The tomato is a plant whose fruit forms an edible berry, although one commonly eats it as a vegetable. According to botany, it genuinely is a fruit. Fruits are those structures that flowering plants form to bear seeds.

Even so most many cooks consider it a vegetable, that requires only a bit of work.

All About Tomatoes

Tomatoes belong to the family of nightshades, that also carries tobacco, potatoes and chili peppers. The Latin genus name Solanum comes from “solamen“, what means comforting or calming. The particular name points to “wolf peach”.

Before, one indeed called tomatoes wolf peaches. They originally come from west South America, where one probably tamed them. The name itself has origin in the Aztec word “tomatl“.

When Spaniards met with the Aztecs around the year 1600, they wrote it as “tomate“. That term later entered Enlgish and evolved to “tomato”.

Tomatoes once were believed to be poisonous for folks. Today that no longer counts, clearly.

One finds more than 25 000 varieties in a mix of colours, between which red, golden, green, black, purple and white. Between popular species are cherry tomato, beefsteak tomatoes, Brandywine, Better Boy, Grand Beef, Celebrity, Sun Gold and Yellow Pear. During buying of tomatoes, choose firm samples without black marks.

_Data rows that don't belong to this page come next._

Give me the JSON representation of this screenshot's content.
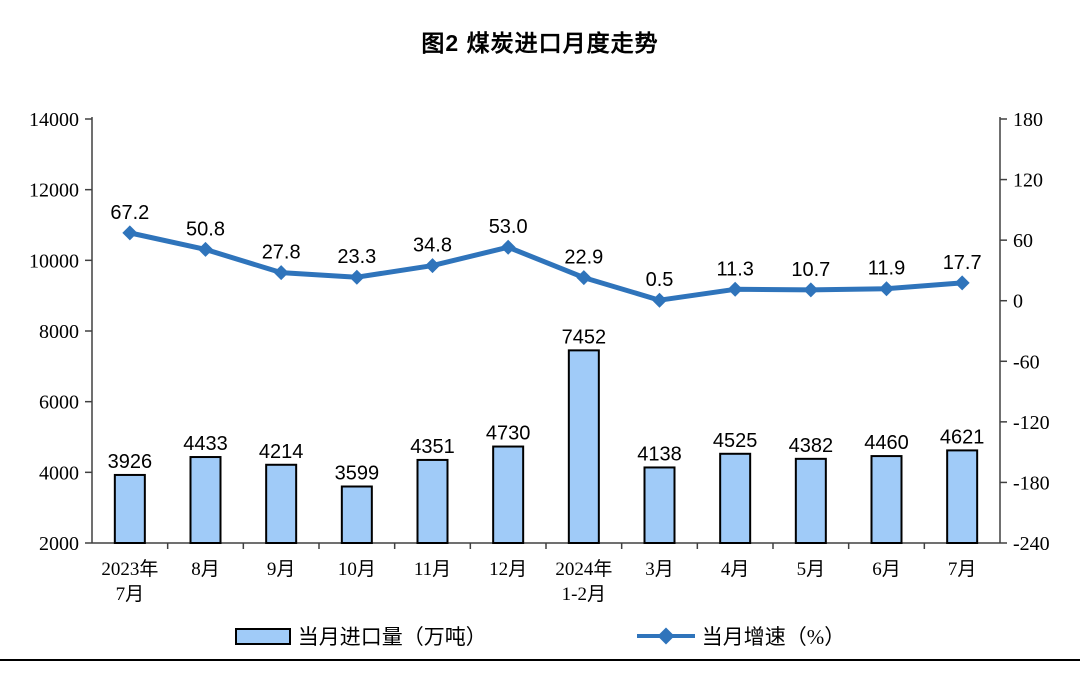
{
  "title": "图2 煤炭进口月度走势",
  "legend": {
    "bar_label": "当月进口量（万吨）",
    "line_label": "当月增速（%）"
  },
  "colors": {
    "bar_fill": "#A0CBF8",
    "bar_border": "#000000",
    "line": "#2F74BB",
    "axis": "#404040",
    "text": "#000000"
  },
  "chart_data": {
    "type": "bar",
    "subtype": "combo-bar-line-dual-axis",
    "title": "图2 煤炭进口月度走势",
    "grid": false,
    "legend_position": "bottom",
    "categories": [
      [
        "2023年",
        "7月"
      ],
      [
        "8月"
      ],
      [
        "9月"
      ],
      [
        "10月"
      ],
      [
        "11月"
      ],
      [
        "12月"
      ],
      [
        "2024年",
        "1-2月"
      ],
      [
        "3月"
      ],
      [
        "4月"
      ],
      [
        "5月"
      ],
      [
        "6月"
      ],
      [
        "7月"
      ]
    ],
    "series": [
      {
        "name": "当月进口量（万吨）",
        "type": "bar",
        "axis": "left",
        "values": [
          3926,
          4433,
          4214,
          3599,
          4351,
          4730,
          7452,
          4138,
          4525,
          4382,
          4460,
          4621
        ],
        "value_labels": [
          "3926",
          "4433",
          "4214",
          "3599",
          "4351",
          "4730",
          "7452",
          "4138",
          "4525",
          "4382",
          "4460",
          "4621"
        ]
      },
      {
        "name": "当月增速（%）",
        "type": "line",
        "axis": "right",
        "values": [
          67.2,
          50.8,
          27.8,
          23.3,
          34.8,
          53.0,
          22.9,
          0.5,
          11.3,
          10.7,
          11.9,
          17.7
        ],
        "value_labels": [
          "67.2",
          "50.8",
          "27.8",
          "23.3",
          "34.8",
          "53.0",
          "22.9",
          "0.5",
          "11.3",
          "10.7",
          "11.9",
          "17.7"
        ]
      }
    ],
    "left_axis": {
      "min": 2000,
      "max": 14000,
      "step": 2000,
      "ticks": [
        "2000",
        "4000",
        "6000",
        "8000",
        "10000",
        "12000",
        "14000"
      ]
    },
    "right_axis": {
      "min": -240,
      "max": 180,
      "step": 60,
      "ticks": [
        "-240",
        "-180",
        "-120",
        "-60",
        "0",
        "60",
        "120",
        "180"
      ]
    }
  }
}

One should keep them at room temperature and use within five days.

The season of tomatoes lasts from May until October, but the peek happens at the end of July and in August. To find good tomatoes, shop during the season. Fresh, ripe heirloom tomatoes one best gets in summer and autumn.

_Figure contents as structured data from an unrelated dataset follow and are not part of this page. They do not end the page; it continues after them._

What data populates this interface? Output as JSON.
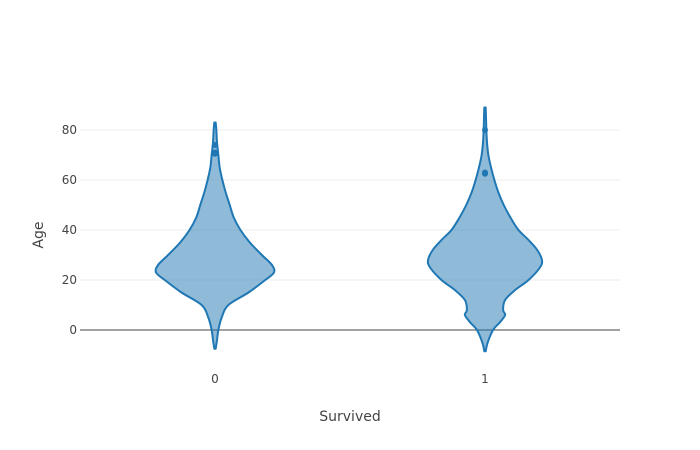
{
  "chart_data": {
    "type": "violin",
    "title": "",
    "xlabel": "Survived",
    "ylabel": "Age",
    "categories": [
      "0",
      "1"
    ],
    "ylim": [
      -12,
      92
    ],
    "yticks": [
      0,
      20,
      40,
      60,
      80
    ],
    "grid": true,
    "zero_line": true,
    "colors": {
      "line": "#1f77b4",
      "fill": "#1f77b4",
      "fill_opacity": 0.5,
      "grid": "#eeeeee",
      "zero_line": "#444444",
      "text": "#444444"
    },
    "series": [
      {
        "category": "0",
        "range": [
          -7.5,
          83
        ],
        "density": [
          {
            "y": -7.5,
            "w": 1
          },
          {
            "y": -4,
            "w": 3
          },
          {
            "y": 0,
            "w": 5
          },
          {
            "y": 5,
            "w": 10
          },
          {
            "y": 10,
            "w": 20
          },
          {
            "y": 15,
            "w": 50
          },
          {
            "y": 20,
            "w": 75
          },
          {
            "y": 23,
            "w": 88
          },
          {
            "y": 26,
            "w": 85
          },
          {
            "y": 30,
            "w": 70
          },
          {
            "y": 35,
            "w": 52
          },
          {
            "y": 40,
            "w": 38
          },
          {
            "y": 45,
            "w": 28
          },
          {
            "y": 50,
            "w": 22
          },
          {
            "y": 55,
            "w": 16
          },
          {
            "y": 60,
            "w": 11
          },
          {
            "y": 65,
            "w": 7
          },
          {
            "y": 70,
            "w": 5
          },
          {
            "y": 75,
            "w": 3
          },
          {
            "y": 80,
            "w": 2
          },
          {
            "y": 83,
            "w": 1
          }
        ],
        "outliers": [
          71,
          70.5,
          74
        ]
      },
      {
        "category": "1",
        "range": [
          -8.5,
          89
        ],
        "density": [
          {
            "y": -8.5,
            "w": 1
          },
          {
            "y": -5,
            "w": 4
          },
          {
            "y": 0,
            "w": 12
          },
          {
            "y": 3,
            "w": 22
          },
          {
            "y": 6,
            "w": 30
          },
          {
            "y": 8,
            "w": 27
          },
          {
            "y": 12,
            "w": 30
          },
          {
            "y": 16,
            "w": 45
          },
          {
            "y": 20,
            "w": 65
          },
          {
            "y": 25,
            "w": 82
          },
          {
            "y": 28,
            "w": 85
          },
          {
            "y": 32,
            "w": 78
          },
          {
            "y": 36,
            "w": 65
          },
          {
            "y": 40,
            "w": 50
          },
          {
            "y": 45,
            "w": 38
          },
          {
            "y": 50,
            "w": 28
          },
          {
            "y": 55,
            "w": 20
          },
          {
            "y": 60,
            "w": 14
          },
          {
            "y": 65,
            "w": 9
          },
          {
            "y": 70,
            "w": 5
          },
          {
            "y": 75,
            "w": 3
          },
          {
            "y": 80,
            "w": 2
          },
          {
            "y": 85,
            "w": 1.5
          },
          {
            "y": 89,
            "w": 1
          }
        ],
        "outliers": [
          80,
          62.5,
          63
        ]
      }
    ]
  }
}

Tomatoes form a basic ingredient for cooking during the whole year.

tomato plants are crops for warm seasons, that like sun and do not last cold. Important is do not plant them in the ground too soon. In many regions the soil does not warm enough before the end of spring or start of summer.

In USDA-zone 10 tomatoes one actually grows in autumn and winter. Plants one can start inside from seeds or buy as seedlings from a garden centre. While starting from seed, use bright soil mix and give a lot of light.

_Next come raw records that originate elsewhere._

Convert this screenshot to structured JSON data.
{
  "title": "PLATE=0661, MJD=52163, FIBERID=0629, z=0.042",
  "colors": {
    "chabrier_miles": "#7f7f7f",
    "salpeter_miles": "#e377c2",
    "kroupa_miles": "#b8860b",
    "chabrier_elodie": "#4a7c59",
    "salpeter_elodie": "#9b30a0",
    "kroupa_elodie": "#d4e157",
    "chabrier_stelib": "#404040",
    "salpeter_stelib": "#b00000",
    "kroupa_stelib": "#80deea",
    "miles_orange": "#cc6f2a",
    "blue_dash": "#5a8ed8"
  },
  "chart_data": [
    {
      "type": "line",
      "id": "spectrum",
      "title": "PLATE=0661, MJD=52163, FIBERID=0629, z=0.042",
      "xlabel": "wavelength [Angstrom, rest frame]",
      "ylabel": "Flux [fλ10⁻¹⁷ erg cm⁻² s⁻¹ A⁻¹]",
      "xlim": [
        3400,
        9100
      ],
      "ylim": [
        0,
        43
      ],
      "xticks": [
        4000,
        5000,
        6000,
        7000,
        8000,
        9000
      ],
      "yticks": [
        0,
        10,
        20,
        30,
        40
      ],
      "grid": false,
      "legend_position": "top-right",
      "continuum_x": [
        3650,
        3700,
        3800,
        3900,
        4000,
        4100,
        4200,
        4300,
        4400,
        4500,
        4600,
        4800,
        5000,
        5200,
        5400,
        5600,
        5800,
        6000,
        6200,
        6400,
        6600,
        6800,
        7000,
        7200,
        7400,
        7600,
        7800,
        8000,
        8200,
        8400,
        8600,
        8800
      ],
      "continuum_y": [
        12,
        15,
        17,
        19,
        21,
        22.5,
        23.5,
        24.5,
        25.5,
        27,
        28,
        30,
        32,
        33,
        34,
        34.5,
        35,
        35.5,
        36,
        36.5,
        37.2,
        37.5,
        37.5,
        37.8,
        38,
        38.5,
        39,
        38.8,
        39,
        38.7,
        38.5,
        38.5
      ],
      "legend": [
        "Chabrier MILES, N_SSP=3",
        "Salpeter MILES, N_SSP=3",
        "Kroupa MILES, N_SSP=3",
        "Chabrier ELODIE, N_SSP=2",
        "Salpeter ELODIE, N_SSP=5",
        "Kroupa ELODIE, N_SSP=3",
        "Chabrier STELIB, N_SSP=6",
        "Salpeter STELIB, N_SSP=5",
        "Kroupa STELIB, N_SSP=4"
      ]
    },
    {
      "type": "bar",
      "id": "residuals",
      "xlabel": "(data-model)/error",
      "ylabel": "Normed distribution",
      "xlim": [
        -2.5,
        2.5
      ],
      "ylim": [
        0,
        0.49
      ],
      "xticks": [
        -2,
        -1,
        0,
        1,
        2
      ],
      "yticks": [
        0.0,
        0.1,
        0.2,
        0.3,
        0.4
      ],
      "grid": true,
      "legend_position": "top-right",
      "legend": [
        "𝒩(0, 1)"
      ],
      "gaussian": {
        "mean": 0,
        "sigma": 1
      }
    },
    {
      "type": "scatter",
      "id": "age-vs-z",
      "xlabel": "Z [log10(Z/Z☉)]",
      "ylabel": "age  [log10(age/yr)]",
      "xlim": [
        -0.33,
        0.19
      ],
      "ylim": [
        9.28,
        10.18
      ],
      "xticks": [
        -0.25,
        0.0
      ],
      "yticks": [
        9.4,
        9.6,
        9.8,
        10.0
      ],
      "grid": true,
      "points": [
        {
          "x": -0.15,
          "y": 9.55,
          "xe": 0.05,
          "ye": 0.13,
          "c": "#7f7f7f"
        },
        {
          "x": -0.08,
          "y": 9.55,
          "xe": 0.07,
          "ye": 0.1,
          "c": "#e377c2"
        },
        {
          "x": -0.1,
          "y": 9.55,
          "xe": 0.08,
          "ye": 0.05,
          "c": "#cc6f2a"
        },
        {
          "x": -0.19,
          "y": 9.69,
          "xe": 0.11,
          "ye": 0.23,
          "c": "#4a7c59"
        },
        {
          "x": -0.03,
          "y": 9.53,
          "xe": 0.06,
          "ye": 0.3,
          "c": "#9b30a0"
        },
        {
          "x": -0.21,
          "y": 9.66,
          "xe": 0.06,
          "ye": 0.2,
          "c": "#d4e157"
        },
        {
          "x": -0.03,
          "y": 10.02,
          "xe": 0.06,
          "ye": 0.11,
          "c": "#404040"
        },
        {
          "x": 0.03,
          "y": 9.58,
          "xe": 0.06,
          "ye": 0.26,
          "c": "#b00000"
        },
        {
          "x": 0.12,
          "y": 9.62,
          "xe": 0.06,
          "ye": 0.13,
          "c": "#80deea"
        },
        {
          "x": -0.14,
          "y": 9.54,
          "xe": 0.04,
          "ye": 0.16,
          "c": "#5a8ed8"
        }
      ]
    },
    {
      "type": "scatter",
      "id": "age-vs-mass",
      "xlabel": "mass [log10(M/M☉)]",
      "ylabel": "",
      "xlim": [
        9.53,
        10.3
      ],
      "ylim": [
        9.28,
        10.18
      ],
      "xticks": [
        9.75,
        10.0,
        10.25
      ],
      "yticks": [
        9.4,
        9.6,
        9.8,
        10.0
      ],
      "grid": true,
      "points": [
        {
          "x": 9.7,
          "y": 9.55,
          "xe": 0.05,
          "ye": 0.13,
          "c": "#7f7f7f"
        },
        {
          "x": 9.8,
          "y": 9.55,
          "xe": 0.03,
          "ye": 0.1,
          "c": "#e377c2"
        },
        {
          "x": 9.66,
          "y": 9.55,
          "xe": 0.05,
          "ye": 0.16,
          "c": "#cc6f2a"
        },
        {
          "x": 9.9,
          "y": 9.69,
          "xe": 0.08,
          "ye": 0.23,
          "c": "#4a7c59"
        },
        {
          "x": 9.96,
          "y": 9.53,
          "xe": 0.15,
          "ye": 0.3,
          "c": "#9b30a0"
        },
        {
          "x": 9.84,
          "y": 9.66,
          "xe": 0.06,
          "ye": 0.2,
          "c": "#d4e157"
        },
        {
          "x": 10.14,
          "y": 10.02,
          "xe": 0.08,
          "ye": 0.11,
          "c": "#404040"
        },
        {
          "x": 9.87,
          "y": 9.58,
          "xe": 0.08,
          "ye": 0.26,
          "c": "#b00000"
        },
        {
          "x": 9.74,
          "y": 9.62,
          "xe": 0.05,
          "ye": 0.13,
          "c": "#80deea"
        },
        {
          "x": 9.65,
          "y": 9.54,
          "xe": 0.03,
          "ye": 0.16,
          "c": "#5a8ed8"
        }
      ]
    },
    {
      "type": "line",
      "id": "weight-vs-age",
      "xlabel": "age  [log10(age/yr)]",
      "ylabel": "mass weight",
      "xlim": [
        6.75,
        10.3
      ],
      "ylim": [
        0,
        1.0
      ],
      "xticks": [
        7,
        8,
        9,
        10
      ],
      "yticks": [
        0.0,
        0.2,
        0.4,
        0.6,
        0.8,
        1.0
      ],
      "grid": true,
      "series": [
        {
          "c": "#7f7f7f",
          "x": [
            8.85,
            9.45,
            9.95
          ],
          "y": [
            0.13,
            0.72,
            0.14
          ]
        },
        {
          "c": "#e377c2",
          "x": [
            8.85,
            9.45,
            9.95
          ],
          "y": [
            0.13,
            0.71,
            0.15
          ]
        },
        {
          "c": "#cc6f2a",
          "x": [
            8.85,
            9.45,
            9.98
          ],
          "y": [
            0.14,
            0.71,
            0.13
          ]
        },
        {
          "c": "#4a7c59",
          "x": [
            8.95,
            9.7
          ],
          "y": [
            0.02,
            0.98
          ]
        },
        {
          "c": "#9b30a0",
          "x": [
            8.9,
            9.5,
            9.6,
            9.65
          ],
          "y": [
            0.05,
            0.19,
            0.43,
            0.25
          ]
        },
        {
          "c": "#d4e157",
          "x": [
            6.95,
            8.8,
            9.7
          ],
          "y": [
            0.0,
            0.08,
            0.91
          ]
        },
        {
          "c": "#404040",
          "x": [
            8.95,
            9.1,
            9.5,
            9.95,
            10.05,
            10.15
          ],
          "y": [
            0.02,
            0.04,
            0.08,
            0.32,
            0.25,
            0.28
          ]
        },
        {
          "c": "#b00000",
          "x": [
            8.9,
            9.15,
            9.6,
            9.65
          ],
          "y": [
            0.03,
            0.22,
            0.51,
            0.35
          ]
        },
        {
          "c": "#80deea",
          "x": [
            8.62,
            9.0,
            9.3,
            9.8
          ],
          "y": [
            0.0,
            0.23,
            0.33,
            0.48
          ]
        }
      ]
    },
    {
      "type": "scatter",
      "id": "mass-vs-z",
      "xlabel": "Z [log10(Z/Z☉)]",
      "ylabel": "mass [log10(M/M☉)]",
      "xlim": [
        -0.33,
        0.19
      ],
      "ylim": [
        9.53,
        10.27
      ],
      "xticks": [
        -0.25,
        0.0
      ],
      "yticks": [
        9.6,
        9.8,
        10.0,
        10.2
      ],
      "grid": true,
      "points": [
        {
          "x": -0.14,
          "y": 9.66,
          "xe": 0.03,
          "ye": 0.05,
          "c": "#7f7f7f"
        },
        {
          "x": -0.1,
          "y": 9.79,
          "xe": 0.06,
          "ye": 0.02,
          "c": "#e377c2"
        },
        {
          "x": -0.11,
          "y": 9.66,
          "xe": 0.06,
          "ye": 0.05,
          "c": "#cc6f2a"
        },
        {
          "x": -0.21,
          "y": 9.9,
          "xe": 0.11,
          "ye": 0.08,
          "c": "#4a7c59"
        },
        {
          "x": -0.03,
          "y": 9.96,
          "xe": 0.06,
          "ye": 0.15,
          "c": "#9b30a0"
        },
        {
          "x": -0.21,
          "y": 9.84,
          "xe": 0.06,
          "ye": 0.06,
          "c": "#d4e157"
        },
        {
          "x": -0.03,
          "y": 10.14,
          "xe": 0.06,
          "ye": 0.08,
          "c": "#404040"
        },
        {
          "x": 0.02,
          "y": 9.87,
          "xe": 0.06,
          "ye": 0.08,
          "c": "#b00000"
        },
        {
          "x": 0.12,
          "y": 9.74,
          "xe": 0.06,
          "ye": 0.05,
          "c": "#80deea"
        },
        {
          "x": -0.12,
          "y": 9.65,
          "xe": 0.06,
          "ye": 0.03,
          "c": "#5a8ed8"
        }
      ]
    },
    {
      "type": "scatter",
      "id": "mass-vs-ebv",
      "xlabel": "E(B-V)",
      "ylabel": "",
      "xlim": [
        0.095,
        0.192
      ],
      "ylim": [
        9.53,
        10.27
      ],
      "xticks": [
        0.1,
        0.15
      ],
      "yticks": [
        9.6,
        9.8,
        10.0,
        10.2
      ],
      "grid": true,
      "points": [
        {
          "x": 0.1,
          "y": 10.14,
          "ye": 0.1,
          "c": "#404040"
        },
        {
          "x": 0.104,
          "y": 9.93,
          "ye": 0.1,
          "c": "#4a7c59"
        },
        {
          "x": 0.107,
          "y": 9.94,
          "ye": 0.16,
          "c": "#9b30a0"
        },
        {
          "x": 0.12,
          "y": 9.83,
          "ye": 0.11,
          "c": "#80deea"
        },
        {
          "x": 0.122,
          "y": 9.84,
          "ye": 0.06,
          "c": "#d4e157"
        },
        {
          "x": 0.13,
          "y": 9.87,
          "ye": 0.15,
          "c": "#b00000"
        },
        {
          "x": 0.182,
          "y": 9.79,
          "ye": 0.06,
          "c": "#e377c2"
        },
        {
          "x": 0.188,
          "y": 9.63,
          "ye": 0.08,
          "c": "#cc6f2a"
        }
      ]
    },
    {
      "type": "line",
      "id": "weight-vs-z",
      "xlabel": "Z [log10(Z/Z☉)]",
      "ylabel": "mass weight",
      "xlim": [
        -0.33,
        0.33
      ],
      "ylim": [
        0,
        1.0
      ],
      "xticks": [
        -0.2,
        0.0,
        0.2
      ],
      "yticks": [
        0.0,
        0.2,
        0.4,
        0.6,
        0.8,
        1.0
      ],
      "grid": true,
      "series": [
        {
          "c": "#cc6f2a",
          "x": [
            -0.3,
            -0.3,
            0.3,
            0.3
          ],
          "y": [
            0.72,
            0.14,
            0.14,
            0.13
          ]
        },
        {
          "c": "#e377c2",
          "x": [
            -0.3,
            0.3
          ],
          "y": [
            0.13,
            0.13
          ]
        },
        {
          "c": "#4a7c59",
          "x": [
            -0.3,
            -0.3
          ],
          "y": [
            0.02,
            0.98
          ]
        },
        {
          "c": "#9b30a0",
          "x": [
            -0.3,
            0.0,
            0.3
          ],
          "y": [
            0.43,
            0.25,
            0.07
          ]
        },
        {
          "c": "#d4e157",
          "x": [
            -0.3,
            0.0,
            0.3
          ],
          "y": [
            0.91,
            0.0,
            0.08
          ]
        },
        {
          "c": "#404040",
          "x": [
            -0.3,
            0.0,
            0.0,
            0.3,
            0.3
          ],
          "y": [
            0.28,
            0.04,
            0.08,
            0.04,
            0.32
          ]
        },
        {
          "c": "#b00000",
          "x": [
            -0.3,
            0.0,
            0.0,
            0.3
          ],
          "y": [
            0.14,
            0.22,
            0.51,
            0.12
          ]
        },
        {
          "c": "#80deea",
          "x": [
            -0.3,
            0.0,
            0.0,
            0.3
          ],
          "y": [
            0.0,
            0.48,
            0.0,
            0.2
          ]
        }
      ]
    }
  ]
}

Little light causes long, weak seedlings.

Too much water can create troubles. Varied watering or scarce watering commonly causes decay at the base of tomato plants. Try to wet the soil to six until eight inches of depth.

Water the soil, not the plant itself. Remove the bottom leaves as the plant grows, because ground splash on leaves spreads diseases.

Tomatoes deliver many vitamins and minerals, between that vitamin C, that works as a natural nutrient and antioxidant. One medium tomato gives 28% of the everyday benchmark intake for vitamin C. They certainly are themost liked garden vegetables in the world.

Sugar in Tomatoes Calculator – How Much Sugar Per Serving?